In 1141, Stephen besieged Lincoln Castle, where he was set upon by forces led by Robert of Gloucester and Ranulf of Chester. Defeated in the ensuing battle, Stephen was taken to Bristol and held prisoner for nearly nine months. Even though he was the anointed king, his legs were chained, and his poor treatment served to lessen Matilda’s popularity.
With Stephen behind bars, Matilda took her chance and made it as far as Westminster, with preparations underway for her coronation. However, she quickly lost support from the people of London for another reason. In the lead up to a coronation, the soon-to-be monarch would traditionally listen to petitions about tax concessions and requests for favours, but Matilda granted no favours and banished all petitioners from her presence. The people now saw that Matilda as queen was no better a solution for the country and they rang the bells of the city. Matilda was forced to flee to Oxford when an angry mob and the London militia advanced on Westminster.
What happened to Stephen?
In September 1141, Robert was captured at Winchester by Stephen’s queen, also called Matilda, who led loyal nobles and Flemish mercenaries in Stephen’s name. Robert was exchanged for Stephen, weakening the former empress further. Stephen then proceeded to attack Oxford and besieged its castle, where Matilda was based, forcing her to flee to Abingdon Abbey and then Wallingford Castle.
The war carried on with skirmishes and victories on both sides, but neither Stephen nor Matilda’s forces were able to deliver a decisive blow. In 1147, Robert of Gloucester died, and with him the main thrust of Matilda’s military campaign. She left for Normandy the following year and passed her claim to the throne to her son, Henry Plantagenet.
How did the civil war end?
Henry enjoyed military success in Normandy and set his sights on England – in 1153, he undertook an effective campaign, managing to take control of much of the country with little fighting.
The first vestiges of a resolution appeared at Wallingford in July 1153: Stephen and Henry’s forces camped on either side of the Thames, but the barons on both sides refused to fight. Many had already made peace amongst themselves and forced Henry and Stephen to do the same – though there were skirmishes while the peace was ironed out.
Stephen’s son Eustace was less than happy with the idea of a truce, but his sudden death in August simplified matters as far as claimants to the throne were concerned, leading to a more formal agreement – the Treaty of Winchester, in which Stephen would continue to rule, with Henry as his successor. When Stephen died in 1154, Henry Plantagenet became Henry II – the first of the dynasty that ruled England until 1485.
What part did Scotland play?
King David of Scotland invaded England on Stephen’s ascension to the throne as he recognised his niece, Matilda, as the rightful monarch.
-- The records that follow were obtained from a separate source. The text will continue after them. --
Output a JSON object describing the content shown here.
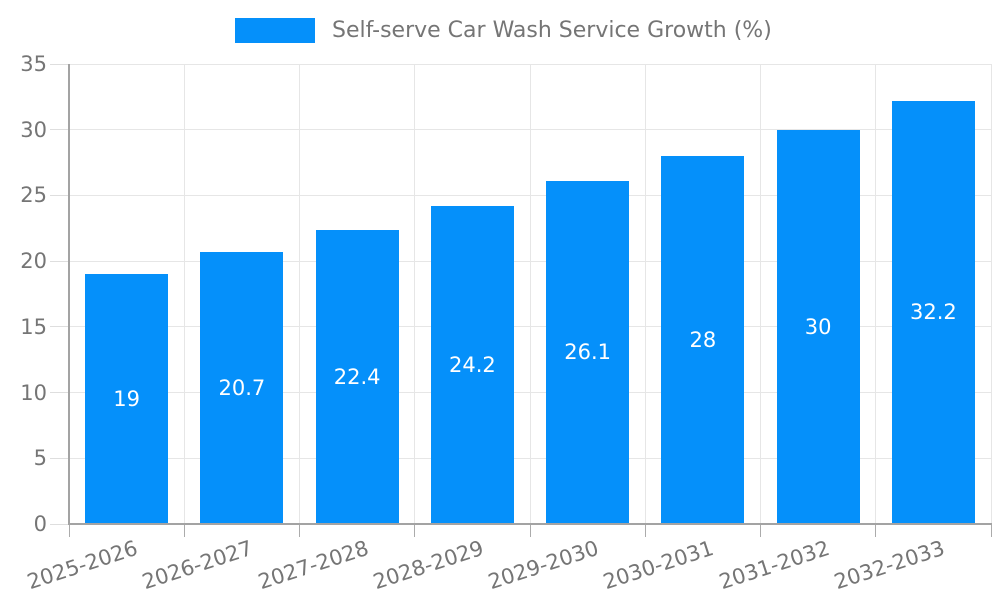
{
  "legend": {
    "label": "Self-serve Car Wash Service Growth (%)"
  },
  "chart_data": {
    "type": "bar",
    "title": "Self-serve Car Wash Service Growth (%)",
    "categories": [
      "2025-2026",
      "2026-2027",
      "2027-2028",
      "2028-2029",
      "2029-2030",
      "2030-2031",
      "2031-2032",
      "2032-2033"
    ],
    "values": [
      19,
      20.7,
      22.4,
      24.2,
      26.1,
      28,
      30,
      32.2
    ],
    "bar_labels": [
      "19",
      "20.7",
      "22.4",
      "24.2",
      "26.1",
      "28",
      "30",
      "32.2"
    ],
    "xlabel": "",
    "ylabel": "",
    "ylim": [
      0,
      35
    ],
    "yticks": [
      0,
      5,
      10,
      15,
      20,
      25,
      30,
      35
    ],
    "grid": true,
    "legend_position": "top-center",
    "colors": {
      "bar": "#0590fa",
      "grid": "#e6e6e6",
      "axis": "#a3a3a3",
      "tick_label": "#757575",
      "bar_label": "#ffffff",
      "background": "#ffffff"
    }
  }
}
The only way Stephen could diffuse the situation was to cede Carlisle and give David’s son, Henry, the title and lands of the Earldom of Huntingdon.
David would invade northern England numerous times over the next few years to help Matilda’s efforts and to increase his own territories. The 1138 Battle of the Standard was an English victory, but David received much of the territorial concessions he had wanted including the Earldom of Northumberland as well as keeping hold of Carlisle and Cumberland. David remained loyal to Matilda throughout Stephen’s reign but did not take his army south in support.
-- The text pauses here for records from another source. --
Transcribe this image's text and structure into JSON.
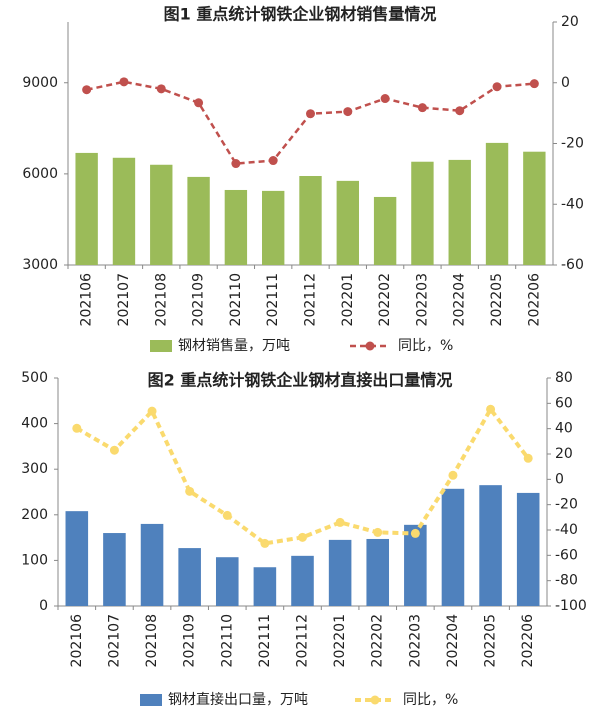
{
  "chart_data": [
    {
      "type": "bar-line",
      "title": "图1  重点统计钢铁企业钢材销售量情况",
      "categories": [
        "202106",
        "202107",
        "202108",
        "202109",
        "202110",
        "202111",
        "202112",
        "202201",
        "202202",
        "202203",
        "202204",
        "202205",
        "202206"
      ],
      "series": [
        {
          "name": "钢材销售量，万吨",
          "type": "bar",
          "color": "#9bbb59",
          "values": [
            6690,
            6530,
            6300,
            5900,
            5470,
            5440,
            5930,
            5770,
            5240,
            6400,
            6460,
            7020,
            6730
          ]
        },
        {
          "name": "同比，%",
          "type": "line",
          "axis": "y2",
          "color": "#c0504d",
          "values": [
            -2.3,
            0.3,
            -2,
            -6.6,
            -26.6,
            -25.6,
            -10.2,
            -9.5,
            -5.2,
            -8.2,
            -9.2,
            -1.3,
            -0.3
          ]
        }
      ],
      "ylim": [
        3000,
        11000
      ],
      "yticks": [
        3000,
        6000,
        9000
      ],
      "y2lim": [
        -60,
        20
      ],
      "y2ticks": [
        -60,
        -40,
        -20,
        0,
        20
      ],
      "grid": false
    },
    {
      "type": "bar-line",
      "title": "图2  重点统计钢铁企业钢材直接出口量情况",
      "categories": [
        "202106",
        "202107",
        "202108",
        "202109",
        "202110",
        "202111",
        "202112",
        "202201",
        "202202",
        "202203",
        "202204",
        "202205",
        "202206"
      ],
      "series": [
        {
          "name": "钢材直接出口量，万吨",
          "type": "bar",
          "color": "#4f81bd",
          "values": [
            208,
            160,
            180,
            127,
            107,
            85,
            110,
            145,
            147,
            178,
            257,
            265,
            248
          ]
        },
        {
          "name": "同比，%",
          "type": "line",
          "axis": "y2",
          "color": "#fada6e",
          "values": [
            40.3,
            23,
            53.8,
            -9.5,
            -28.5,
            -50.6,
            -45.8,
            -34,
            -41.9,
            -42.7,
            3.2,
            55.3,
            16.6
          ]
        }
      ],
      "ylim": [
        0,
        500
      ],
      "yticks": [
        0,
        100,
        200,
        300,
        400,
        500
      ],
      "y2lim": [
        -100,
        80
      ],
      "y2ticks": [
        -100,
        -80,
        -60,
        -40,
        -20,
        0,
        20,
        40,
        60,
        80
      ],
      "grid": false
    }
  ]
}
What were the lasting effects on England?
Though the economy was in tatters due to long periods of fighting, Henry II united a kingdom that had been torn apart, dismissing the Scottish and Welsh invaders who had taken advantage of the chaos. He also listened to the advice of his barons, which Stephen had often neglected to do.
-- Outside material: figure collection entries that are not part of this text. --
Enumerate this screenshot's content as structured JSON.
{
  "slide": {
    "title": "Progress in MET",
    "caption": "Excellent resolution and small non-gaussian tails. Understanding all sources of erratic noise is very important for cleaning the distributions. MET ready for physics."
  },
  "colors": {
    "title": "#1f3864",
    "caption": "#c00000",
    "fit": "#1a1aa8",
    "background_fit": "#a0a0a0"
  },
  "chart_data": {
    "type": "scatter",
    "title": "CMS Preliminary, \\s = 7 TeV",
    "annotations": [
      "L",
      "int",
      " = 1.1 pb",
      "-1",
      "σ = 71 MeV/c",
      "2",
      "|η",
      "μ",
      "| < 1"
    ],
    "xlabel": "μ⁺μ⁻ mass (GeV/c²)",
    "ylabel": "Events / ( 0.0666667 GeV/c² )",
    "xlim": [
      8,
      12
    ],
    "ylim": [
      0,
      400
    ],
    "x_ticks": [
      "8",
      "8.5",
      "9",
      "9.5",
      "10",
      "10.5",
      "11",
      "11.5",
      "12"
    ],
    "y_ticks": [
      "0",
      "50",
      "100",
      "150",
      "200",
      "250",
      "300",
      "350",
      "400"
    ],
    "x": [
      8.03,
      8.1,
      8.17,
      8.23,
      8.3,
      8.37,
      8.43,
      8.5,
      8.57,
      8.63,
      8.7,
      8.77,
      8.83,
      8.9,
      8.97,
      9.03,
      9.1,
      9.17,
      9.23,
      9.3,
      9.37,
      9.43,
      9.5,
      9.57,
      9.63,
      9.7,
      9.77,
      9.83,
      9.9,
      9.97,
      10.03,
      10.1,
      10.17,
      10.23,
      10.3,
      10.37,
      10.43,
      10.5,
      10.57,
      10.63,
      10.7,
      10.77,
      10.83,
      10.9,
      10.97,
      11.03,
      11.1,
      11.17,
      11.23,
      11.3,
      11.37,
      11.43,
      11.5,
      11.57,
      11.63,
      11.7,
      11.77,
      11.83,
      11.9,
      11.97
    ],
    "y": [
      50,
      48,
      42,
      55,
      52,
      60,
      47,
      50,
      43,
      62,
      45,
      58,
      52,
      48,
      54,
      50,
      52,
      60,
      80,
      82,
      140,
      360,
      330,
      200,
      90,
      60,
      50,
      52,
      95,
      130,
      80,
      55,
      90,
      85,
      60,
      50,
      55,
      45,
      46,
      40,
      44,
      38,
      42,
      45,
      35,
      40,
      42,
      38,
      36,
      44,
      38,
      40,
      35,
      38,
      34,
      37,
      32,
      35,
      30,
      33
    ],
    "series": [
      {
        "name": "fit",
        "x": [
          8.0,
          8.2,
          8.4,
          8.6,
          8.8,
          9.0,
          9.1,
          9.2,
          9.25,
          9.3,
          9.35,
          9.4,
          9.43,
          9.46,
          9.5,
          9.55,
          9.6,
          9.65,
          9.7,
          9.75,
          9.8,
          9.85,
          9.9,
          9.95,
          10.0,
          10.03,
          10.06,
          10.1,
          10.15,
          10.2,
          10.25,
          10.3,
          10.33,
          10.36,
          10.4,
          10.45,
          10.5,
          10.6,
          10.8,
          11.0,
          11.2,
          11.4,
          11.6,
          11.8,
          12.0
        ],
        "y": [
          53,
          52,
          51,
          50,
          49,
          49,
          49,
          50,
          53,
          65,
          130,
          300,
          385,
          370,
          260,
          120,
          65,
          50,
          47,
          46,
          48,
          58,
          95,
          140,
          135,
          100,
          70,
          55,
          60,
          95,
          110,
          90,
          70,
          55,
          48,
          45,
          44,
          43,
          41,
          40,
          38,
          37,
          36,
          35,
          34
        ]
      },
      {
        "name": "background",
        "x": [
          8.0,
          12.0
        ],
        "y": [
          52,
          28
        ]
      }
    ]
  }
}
As royal authority had weakened during Stephen’s reign, the clergy had made a move to extend the Church’s jurisdiction. Henry II attempted to reverse this with the Constitution of Clarendon – 16 articles which would reduce ecclesiastical privilege and lessen the power of the church courts. Quarrels about this would eventually lead to the infamous falling-out between Henry II and the Archbishop of Canterbury, Thomas Becket, and the latter’s murder.